Un congresso interessante con al centro la Genetica clinica e le malattie rare quello promosso dalla dott.ssa Daniela Concolino, Direttore della Unità Operativa di Pediatria della Università “Magna Grecia” nonché responsabile del Centro di Pediatria Genetica e Malattie Rare afferente alla stessa Unità Operativa dell’Ateneo. S’è trattato di un appuntamento che ha fatto emergere tante novità che hanno interessato anche le nuove opportunità terapeutiche con nuove e complesse tecniche diagnostiche. E’ stato anche un confronto tra i maggiori esperti italiani; un’analisi di quei segni clinici che sono comuni nei bambini e possono anche essere delle “spie” per malattie genetiche. Si è anche parlato del ritardo diagnostico che occorre assolutamente cercare di anticipare della sclerosa multipla sia dell’età adulta che in età pediatrica; del disturbo dello spettro autistico sia dal punto di vista terapeutico che diagnostico; del bambino che si ammala sempre e delle alterazioni immunologiche. Ci si è anche soffermati sulle implicazioni di natura genetica della terapia del Covid19 già in età pediatrica.

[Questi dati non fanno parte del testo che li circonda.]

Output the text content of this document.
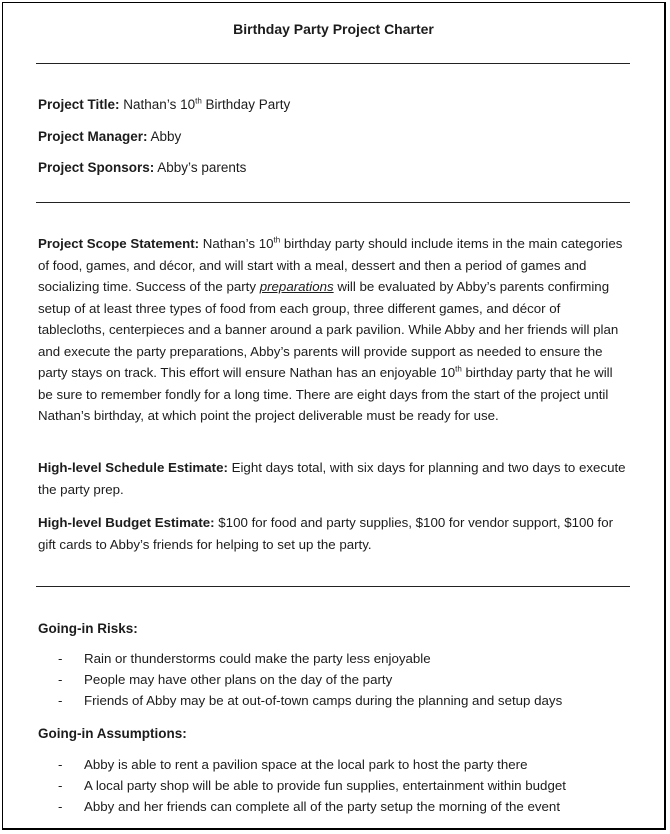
Birthday Party Project Charter
Project Title: Nathan’s 10th Birthday Party
Project Manager: Abby
Project Sponsors: Abby’s parents
Project Scope Statement: Nathan’s 10th birthday party should include items in the main categories of food, games, and décor, and will start with a meal, dessert and then a period of games and socializing time. Success of the party preparations will be evaluated by Abby’s parents confirming setup of at least three types of food from each group, three different games, and décor of tablecloths, centerpieces and a banner around a park pavilion. While Abby and her friends will plan and execute the party preparations, Abby’s parents will provide support as needed to ensure the party stays on track. This effort will ensure Nathan has an enjoyable 10th birthday party that he will be sure to remember fondly for a long time. There are eight days from the start of the project until Nathan’s birthday, at which point the project deliverable must be ready for use.
High-level Schedule Estimate: Eight days total, with six days for planning and two days to execute the party prep.
High-level Budget Estimate: $100 for food and party supplies, $100 for vendor support, $100 for gift cards to Abby’s friends for helping to set up the party.
Going-in Risks:
- Rain or thunderstorms could make the party less enjoyable
- People may have other plans on the day of the party
- Friends of Abby may be at out-of-town camps during the planning and setup days
Going-in Assumptions:
- Abby is able to rent a pavilion space at the local park to host the party there
- A local party shop will be able to provide fun supplies, entertainment within budget
- Abby and her friends can complete all of the party setup the morning of the event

Nel corso dei lavori si è anche avuta l’opportunità di presentare dei casi clinici e interattivi a cura degli specializzandi della Scuola di Pediatria dell’Università “Magna Grecia”-. Sono in ultimo seguiti due lectio Magistralis di alto spessore scientifico sul “Pediatra nell’era della Medicina di precisione” e sulle “Malattie rare in “Pronto Soccorso”che occorre potenziare perché trattasi di un’area delle più devastanti per i Nuclei Familiari con bambini affetti da malattia genetica rara. Si è, pertanto,convenuti che è necessario investire in questo campo che è tra i più importanti a livello operativo.